Turning to FIGS. 2 and 4 in order to study the slideway 20 and the rollers 13 and 14 in greater detail, it can be seen that this slideway is formed of two tracks in the shape of arcs of concentric circles 20a and 2b, one of which, 20a, is generated by a cone rolling on the trajectory of the shaft 12, while the other, 2b, is generated by a cylinder rolling on this same trajectory. The radius and conicity of the roller 13 relative to its pivot axis are identical to the radius and conicity of the track 20a relative to the pivot axis of the movable element 15, so that the two axes are coaxial when the roller 13 is at the center of the track 20a, as shown in FIG. 4. Consequently the radius of the roller 14 is defined by the distance between the center of the shaft 12 and the track 2b, the roller 13 pressing against the track 20a.
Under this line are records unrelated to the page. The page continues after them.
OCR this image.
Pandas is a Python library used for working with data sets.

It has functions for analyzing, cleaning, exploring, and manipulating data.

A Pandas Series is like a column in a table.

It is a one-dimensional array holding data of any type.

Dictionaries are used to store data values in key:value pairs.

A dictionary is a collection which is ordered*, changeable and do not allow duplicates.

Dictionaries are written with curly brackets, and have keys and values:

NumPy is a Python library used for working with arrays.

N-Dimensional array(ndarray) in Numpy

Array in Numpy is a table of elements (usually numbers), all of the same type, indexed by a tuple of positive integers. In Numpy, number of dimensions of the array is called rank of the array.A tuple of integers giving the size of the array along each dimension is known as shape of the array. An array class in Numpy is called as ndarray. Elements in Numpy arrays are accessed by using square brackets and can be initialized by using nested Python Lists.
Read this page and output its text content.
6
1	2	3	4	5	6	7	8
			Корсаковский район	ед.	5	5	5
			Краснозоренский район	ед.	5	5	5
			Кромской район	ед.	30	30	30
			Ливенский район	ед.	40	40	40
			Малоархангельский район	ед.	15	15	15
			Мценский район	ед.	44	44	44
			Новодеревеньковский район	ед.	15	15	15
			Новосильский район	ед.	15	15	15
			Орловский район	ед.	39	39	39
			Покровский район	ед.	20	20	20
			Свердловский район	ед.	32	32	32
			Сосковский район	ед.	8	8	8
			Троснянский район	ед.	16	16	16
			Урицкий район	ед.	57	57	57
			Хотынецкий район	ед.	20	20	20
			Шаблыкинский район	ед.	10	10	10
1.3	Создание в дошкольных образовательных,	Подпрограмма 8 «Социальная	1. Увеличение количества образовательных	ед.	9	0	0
To prevent the roller 14 from becoming wedged in, in the case where the pivot axes of the movable element 15 on the one hand and of the rollers 13, 14 on the other are not perfectly parallel, the surface of the roller 14 generated by revolution is slightly convex, as shown in FIG. 4.
The tracks 20a and 20b are drawn in a drawn steel foil 22, attached to a mold of complementary shape that the end of the integrally molded movable element 15 has, and held by screws 23.
The end of the pivot 16 engaging the axial bore of the movable element 15 has an axial recess 24 with a conical bottom, centered on the pivot shaft 16. This recess 24 receives a ball 25, a dome of which extends past the end of the pivot 16 and serves as a stop surface against which the bottom of the drawn steel foil 22 is pressed by way of the spring 21 (FIG. 1), the lever 10 of the link 11, the shaft 12, and the roller 13.